90% of people who kill themselves do not do so rationally. These are lives tragically wasted.
I assume that my brother‘s death was in that category, but we’ll never know.
Recently, medicine has had to grapple with the idea that some patients who wish to die may have no mental health problems whatsoever.
This realization overturns the traditional medical definition of suicidal ideation.
In the future, we will not shame those who wish to die, nor stigmatize those who killed themselves.
We will never know whether my brother was in so much irreconcilable mental pain that death was a rational and long-planned choice. Or, by contrast, whether it was impulsive, or possibly a normal, treatable phase of suffering that, like many young men, he could have worked through with love and help. We’ll never know because he never told anyone something was wrong, and left no clues as to what it was.
If my brother had had the right to take his life even after telling people he was sad and considering it, he would surely have been more likely to tell us. I am entirely confident that we would have been able to give that vibrant 20 year old better alternatives.
How many people would actually die by suicide if they always had the option to do so peacefully and with loving people at their side?
I know this topic is complex, and I am only speculating, but I believe the answer to that question is: Very few among those who still have the possibility of refinding a high quality of life.

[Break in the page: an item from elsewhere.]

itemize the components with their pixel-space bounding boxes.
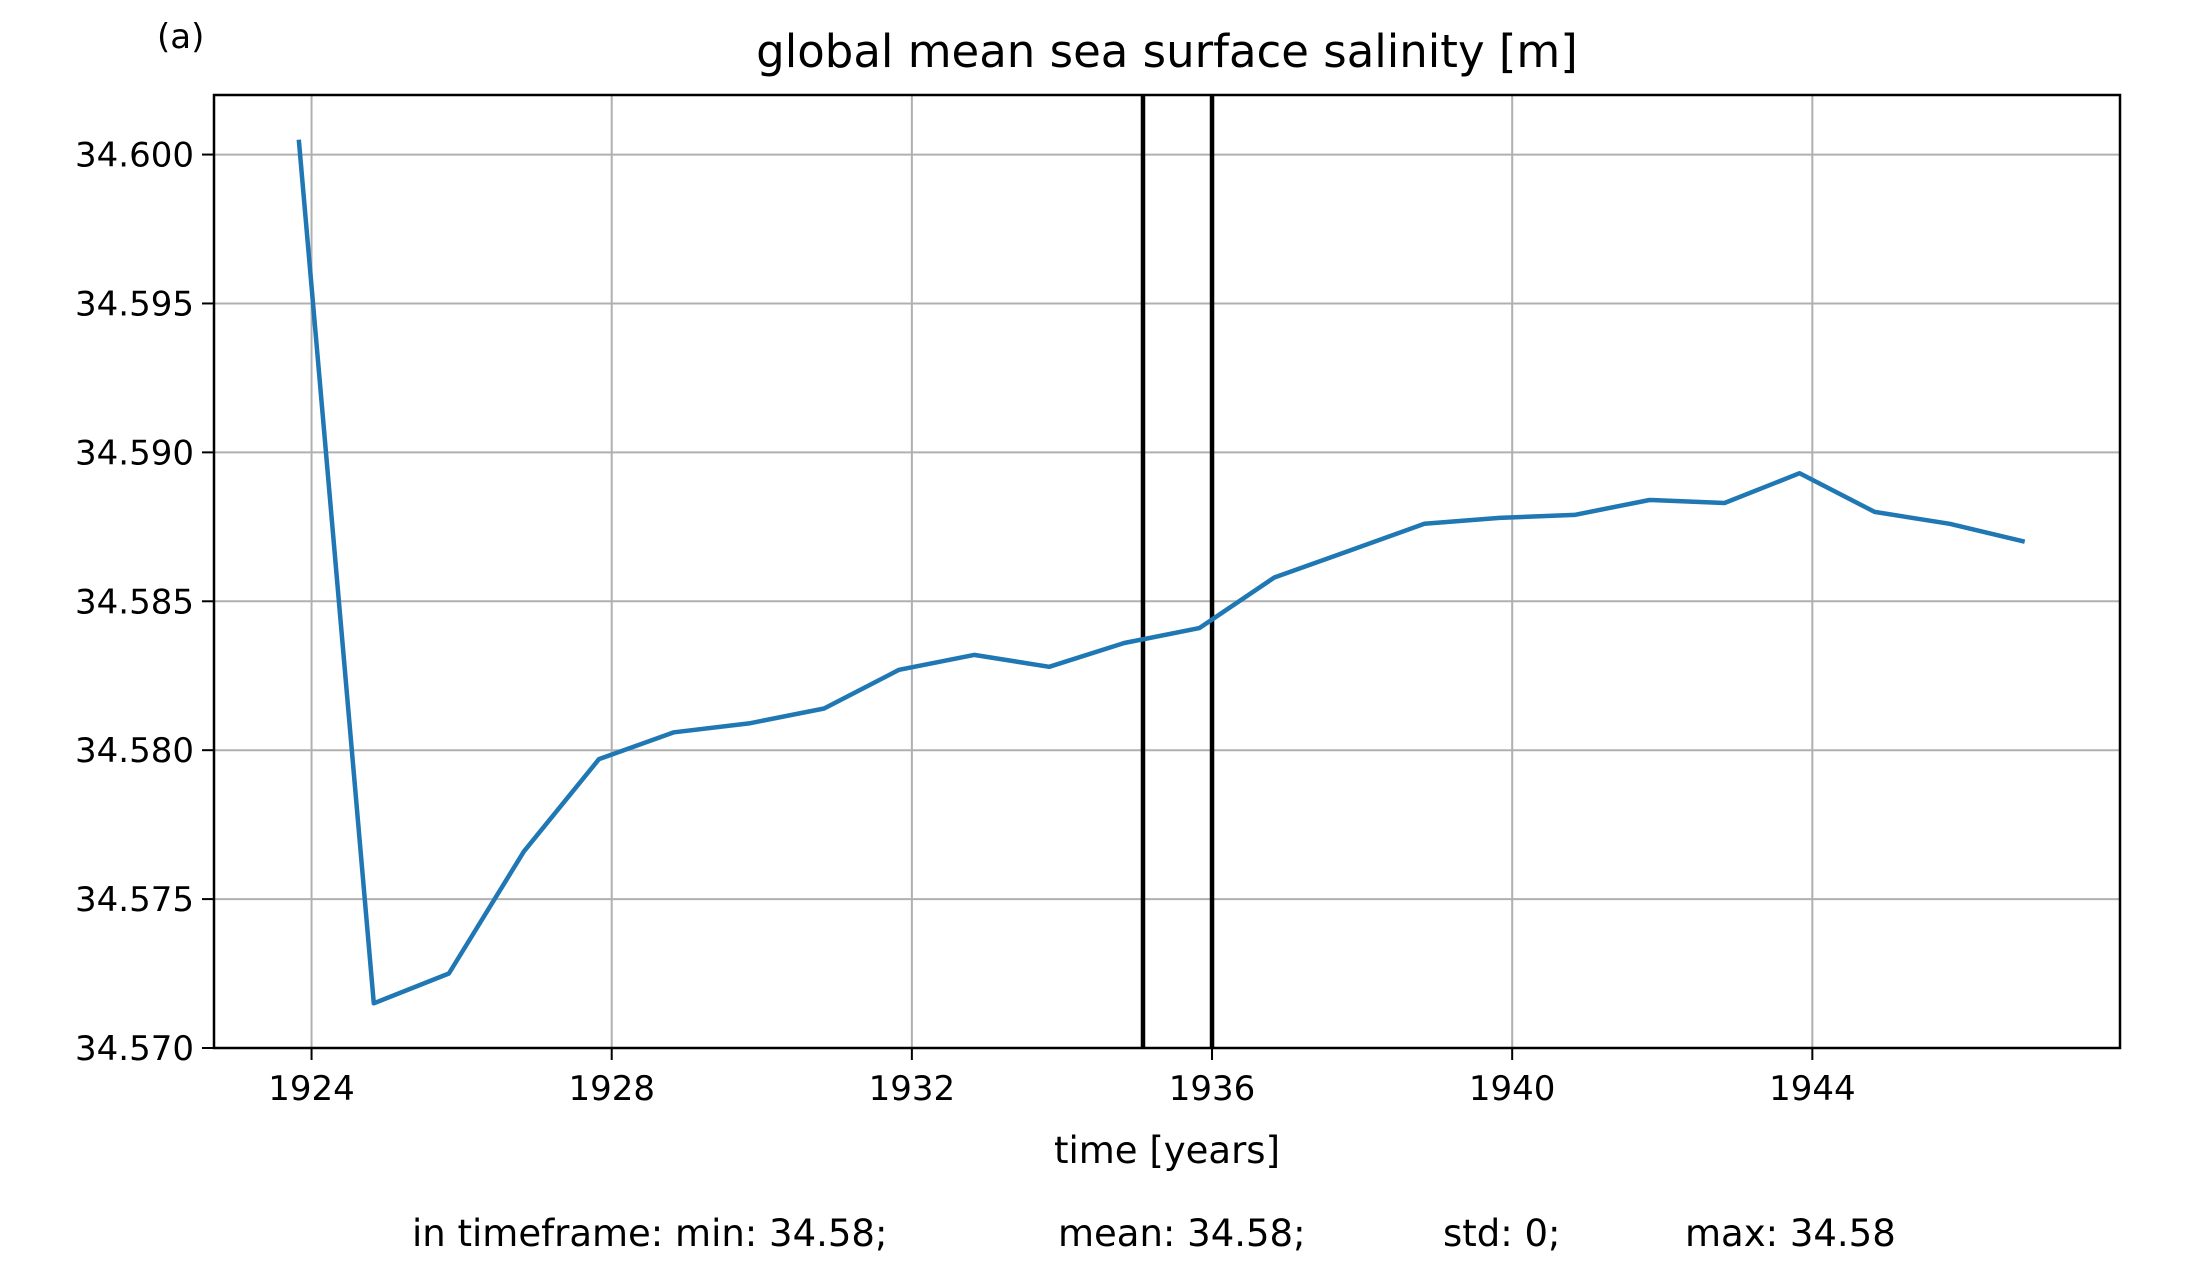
chart-title: global mean sea surface salinity [m]: [756, 25, 1578, 78]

On the other hand, for those like Avril Henry, whose story inspired this post (https://www.theguardian.com/news/2021/mar/09/the-last-days-of-avril-henry-right-to-die), nothing seems more natural than being able to die when old age has made life irreversibly unenjoyable.
That medical training and society more broadly have for so long prescribed that we keep hearts beating and lungs inhaling, in complete defiance of an individual’s stated wellbeing, is madness. What could be more alienating and disrespectful than to ignore someone’s suffering and rationally confident preference, and to subjugate these things to an external objective outcome?
Prioritising longevity over wellbeing mirrors our larger misdirections with respect to material outcomes in healthcare, and to production and consumption over subjective experience and social connections.
For these reasons, I say that giving human experience its proper priority means allowing dignity in death, and going all the way to take seriously the wishes of those whose only motivation for dying is existential pain.
To such people we should bring love and consideration and deep listening, and good options, not repression or isolation.
If you got here because you have suicidal thoughts, tell someone you love, or just someone (https://en.wikipedia.org/wiki/List_of_suicide_crisis_lines). Don’t be afraid. There are so many others out there who have gone through a similar feeling, and now have more wisdom and experience about it than you do. Talk about it. Maybe you’re right! But probably you’re wrong.